Throughout the game you follow the progress of a number of crew members of the Von Braun, most of whom are eventually killed or transformed into agents of The Many. But at one point you catch a glimpse of two survivors, Tommy and Rebecca, finally succeeding in their well-documented plan of activating the last remaining escape pod and jettisoning to safety. I've rarely been so relieved by a moment in any video game than I was at that point, knowing that my efforts had demonstrably accomplished something tangible in human terms.

(It's true that, in the game's final cut scene, Tommy and Rebecca's achievement is essentially nullfied, but that doesn't nullify the significance to me of their escape during the game itself.
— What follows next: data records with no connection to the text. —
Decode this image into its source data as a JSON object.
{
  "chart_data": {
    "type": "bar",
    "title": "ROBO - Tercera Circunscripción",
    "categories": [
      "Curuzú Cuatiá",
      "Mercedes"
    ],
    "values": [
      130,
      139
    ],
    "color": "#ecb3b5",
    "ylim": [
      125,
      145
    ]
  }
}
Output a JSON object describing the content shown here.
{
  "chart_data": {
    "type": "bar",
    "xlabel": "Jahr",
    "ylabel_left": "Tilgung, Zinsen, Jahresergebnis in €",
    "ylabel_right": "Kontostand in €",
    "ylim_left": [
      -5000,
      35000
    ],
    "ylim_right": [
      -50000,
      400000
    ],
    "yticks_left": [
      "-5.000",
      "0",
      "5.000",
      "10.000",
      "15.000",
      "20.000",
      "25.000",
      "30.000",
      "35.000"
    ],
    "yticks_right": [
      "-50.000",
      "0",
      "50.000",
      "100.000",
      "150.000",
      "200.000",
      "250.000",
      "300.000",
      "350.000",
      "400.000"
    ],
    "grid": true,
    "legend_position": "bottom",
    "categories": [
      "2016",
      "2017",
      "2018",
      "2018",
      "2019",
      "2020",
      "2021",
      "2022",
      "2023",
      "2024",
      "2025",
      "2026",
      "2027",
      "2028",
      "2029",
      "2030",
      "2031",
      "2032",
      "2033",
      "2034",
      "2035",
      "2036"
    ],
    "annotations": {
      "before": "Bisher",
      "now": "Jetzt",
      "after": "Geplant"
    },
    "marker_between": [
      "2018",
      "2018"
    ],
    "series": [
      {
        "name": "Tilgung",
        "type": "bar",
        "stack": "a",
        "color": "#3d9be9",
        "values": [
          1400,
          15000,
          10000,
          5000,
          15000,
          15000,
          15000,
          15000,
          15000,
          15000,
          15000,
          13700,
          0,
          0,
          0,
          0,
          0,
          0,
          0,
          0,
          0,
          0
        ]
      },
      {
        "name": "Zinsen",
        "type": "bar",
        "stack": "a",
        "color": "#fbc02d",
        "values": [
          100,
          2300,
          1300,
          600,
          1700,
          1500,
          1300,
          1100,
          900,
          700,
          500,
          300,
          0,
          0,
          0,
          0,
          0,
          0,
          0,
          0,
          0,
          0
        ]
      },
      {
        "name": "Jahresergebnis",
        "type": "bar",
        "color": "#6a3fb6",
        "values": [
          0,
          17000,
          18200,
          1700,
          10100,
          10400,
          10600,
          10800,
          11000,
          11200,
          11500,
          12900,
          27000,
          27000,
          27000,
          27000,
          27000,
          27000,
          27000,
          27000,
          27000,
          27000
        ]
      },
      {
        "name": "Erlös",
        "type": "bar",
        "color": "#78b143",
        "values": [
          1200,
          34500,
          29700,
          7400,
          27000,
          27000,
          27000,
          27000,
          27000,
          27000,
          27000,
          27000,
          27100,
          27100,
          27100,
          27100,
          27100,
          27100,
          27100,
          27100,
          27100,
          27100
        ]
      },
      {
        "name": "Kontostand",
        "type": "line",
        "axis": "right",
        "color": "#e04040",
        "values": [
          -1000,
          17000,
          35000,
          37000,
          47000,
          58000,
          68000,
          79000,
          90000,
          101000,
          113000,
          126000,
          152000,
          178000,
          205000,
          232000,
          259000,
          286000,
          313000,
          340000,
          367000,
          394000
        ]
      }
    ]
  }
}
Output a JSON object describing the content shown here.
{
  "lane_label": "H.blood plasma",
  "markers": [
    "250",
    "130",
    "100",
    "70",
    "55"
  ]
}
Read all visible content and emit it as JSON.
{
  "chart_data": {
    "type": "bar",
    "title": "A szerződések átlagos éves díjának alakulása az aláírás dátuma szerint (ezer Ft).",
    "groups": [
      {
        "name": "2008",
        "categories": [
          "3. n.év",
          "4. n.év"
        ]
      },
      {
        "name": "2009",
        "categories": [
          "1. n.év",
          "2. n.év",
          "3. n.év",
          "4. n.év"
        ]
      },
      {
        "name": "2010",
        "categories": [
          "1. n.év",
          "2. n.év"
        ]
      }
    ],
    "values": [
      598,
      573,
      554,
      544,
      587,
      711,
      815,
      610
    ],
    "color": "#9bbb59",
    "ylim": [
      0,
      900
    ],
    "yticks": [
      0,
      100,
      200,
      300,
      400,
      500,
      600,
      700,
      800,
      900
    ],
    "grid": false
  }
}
And hey, that whole cut scene was silly to begin with, as admitted by writer/designer Ken Levine, who recently revealed it was constructed externally.)

Video games usually ask us to be satisfied with the knowledge that we've just saved the world, or the human race, or the universe, but that's a totally abstract and arbitrary accomplishment. It comes only upon completion of the game, when as players we're no longer invested in the gameplay. Selfish though it may be, we can always empathize more with people we know than with people represented only as statistics or pronouns, and I felt I had come to know the many crew members whose progress I had been erratically tracking, always one step behind. Seeing at least one pair of them make it off that derelict hell vessel, possibly thanks to the scores of mutants I had been methodically exterminating, was a genuine relief.

The bit part

When I first played Shock 2, I had no idea what Ken Levine sounded like. Now that I do, I quickly realized he played Cortez in the game's audio logs. Good times.